An all-out attack was planned for the next morning. Lieutenant Patterson and Sergeant Marik crawled down our hedgerow and crossed over and picked out some targets on the crossroad for the next morning. They saw one German run into a house and blew it up with our artillery. Our tanks were getting ready to lead us in the morning. That night while on guard duty something caused me to freeze in my tracks and I couldn't move. It was an unfamiliar sound that turned out to be a buzz bomb.

That evening and night the Germans pulled out, and we were able to go 100 yards and reach our objective.

We turned around and headed back to help close the Falaise Gap. It was good to be on the road again after spending three nights the same hole under the halftrack. I was thinking of Lieutenant Cooper and beginning to wish I was him.
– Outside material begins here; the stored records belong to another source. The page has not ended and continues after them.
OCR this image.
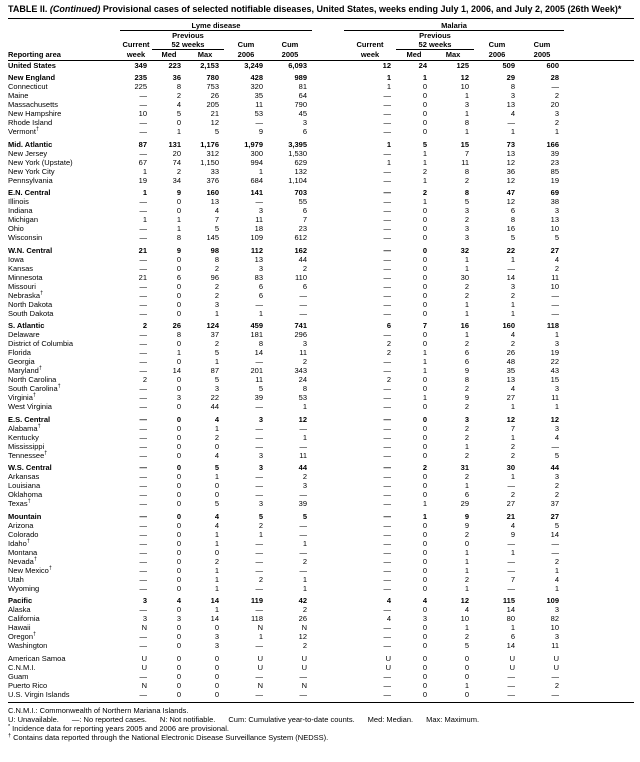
TABLE II. (Continued) Provisional cases of selected notifiable diseases, United States, weeks ending July 1, 2006, and July 2, 2005 (26th Week)*
	Lyme disease						Malaria					
		Previous						Previous				
	Current	52 weeks		Cum	Cum		Current	52 weeks		Cum	Cum	
Reporting area	week	Med	Max	2006	2005		week	Med	Max	2006	2005	
United States	349	223	2,153	3,249	6,093		12	24	125	509	600	
New England	235	36	780	428	989		1	1	12	29	28	
Connecticut	225	8	753	320	81		1	0	10	8	—	
Maine	—	2	26	35	64		—	0	1	3	2	
Massachusetts	—	4	205	11	790		—	0	3	13	20	
New Hampshire	10	5	21	53	45		—	0	1	4	3	
Rhode Island	—	0	12	—	3		—	0	8	—	2	
Vermont†	—	1	5	9	6		—	0	1	1	1	
Mid. Atlantic	87	131	1,176	1,979	3,395		1	5	15	73	166	
New Jersey	—	20	312	300	1,530		—	1	7	13	39	
New York (Upstate)	67	74	1,150	994	629		1	1	11	12	23	
New York City	1	2	33	1	132		—	2	8	36	85	
Pennsylvania	19	34	376	684	1,104		—	1	2	12	19	
E.N. Central	1	9	160	141	703		—	2	8	47	69	
Illinois	—	0	13	—	55		—	1	5	12	38	
Indiana	—	0	4	3	6		—	0	3	6	3	
Michigan	1	1	7	11	7		—	0	2	8	13	
Ohio	—	1	5	18	23		—	0	3	16	10	
Wisconsin	—	8	145	109	612		—	0	3	5	5	
W.N. Central	21	9	98	112	162		—	0	32	22	27	
Iowa	—	0	8	13	44		—	0	1	1	4	
Kansas	—	0	2	3	2		—	0	1	—	2	
Minnesota	21	6	96	83	110		—	0	30	14	11	
Missouri	—	0	2	6	6		—	0	2	3	10	
Nebraska†	—	0	2	6	—		—	0	2	2	—	
North Dakota	—	0	3	—	—		—	0	1	1	—	
South Dakota	—	0	1	1	—		—	0	1	1	—	
S. Atlantic	2	26	124	459	741		6	7	16	160	118	
Delaware	—	8	37	181	296		—	0	1	4	1	
District of Columbia	—	0	2	8	3		2	0	2	2	3	
Florida	—	1	5	14	11		2	1	6	26	19	
Georgia	—	0	1	—	2		—	1	6	48	22	
Maryland†	—	14	87	201	343		—	1	9	35	43	
North Carolina	2	0	5	11	24		2	0	8	13	15	
South Carolina†	—	0	3	5	8		—	0	2	4	3	
Virginia†	—	3	22	39	53		—	1	9	27	11	
West Virginia	—	0	44	—	1		—	0	2	1	1	
E.S. Central	—	0	4	3	12		—	0	3	12	12	
Alabama†	—	0	1	—	—		—	0	2	7	3	
Kentucky	—	0	2	—	1		—	0	2	1	4	
Mississippi	—	0	0	—	—		—	0	1	2	—	
Tennessee†	—	0	4	3	11		—	0	2	2	5	
W.S. Central	—	0	5	3	44		—	2	31	30	44	
Arkansas	—	0	1	—	2		—	0	2	1	3	
Louisiana	—	0	0	—	3		—	0	1	—	2	
Oklahoma	—	0	0	—	—		—	0	6	2	2	
Texas†	—	0	5	3	39		—	1	29	27	37	
Mountain	—	0	4	5	5		—	1	9	21	27	
Arizona	—	0	4	2	—		—	0	9	4	5	
Colorado	—	0	1	1	—		—	0	2	9	14	
Idaho†	—	0	1	—	1		—	0	0	—	—	
Montana	—	0	0	—	—		—	0	1	1	—	
Nevada†	—	0	2	—	2		—	0	1	—	2	
New Mexico†	—	0	1	—	—		—	0	1	—	1	
Utah	—	0	1	2	1		—	0	2	7	4	
Wyoming	—	0	1	—	1		—	0	1	—	1	
Pacific	3	4	14	119	42		4	4	12	115	109	
Alaska	—	0	1	—	2		—	0	4	14	3	
California	3	3	14	118	26		4	3	10	80	82	
Hawaii	N	0	0	N	N		—	0	1	1	10	
Oregon†	—	0	3	1	12		—	0	2	6	3	
Washington	—	0	3	—	2		—	0	5	14	11	
American Samoa	U	0	0	U	U		U	0	0	U	U	
C.N.M.I.	U	0	0	U	U		U	0	0	U	U	
Guam	—	0	0	—	—		—	0	0	—	—	
Puerto Rico	N	0	0	N	N		—	0	1	—	2	
U.S. Virgin Islands	—	0	0	—	—		—	0	0	—	—	
C.N.M.I.: Commonwealth of Northern Mariana Islands.
U: Unavailable. —: No reported cases. N: Not notifiable. Cum: Cumulative year-to-date counts. Med: Median. Max: Maximum.
* Incidence data for reporting years 2005 and 2006 are provisional.
† Contains data reported through the National Electronic Disease Surveillance System (NEDSS).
Unknown to us at the time, the delay in the counterattack follow-up scheduled for 9 August was caused by the Canadians of Montgomery's Army Group pressing towards Falaise.

Also, during this period, we were holding the door open for Patton's 3rd Army to pass to our rear for a guided tour, guests of the Free French of the Interior, of Brittany.

And all the while our army commander, Omar Bradley, was sitting back there like a poker player with an ace in the hole, with full knowledge of what the Germans were doing, and intending to do, through decoding of German messages through their Enigma machine cracked at Bletchley Park in England by Ultra Secret.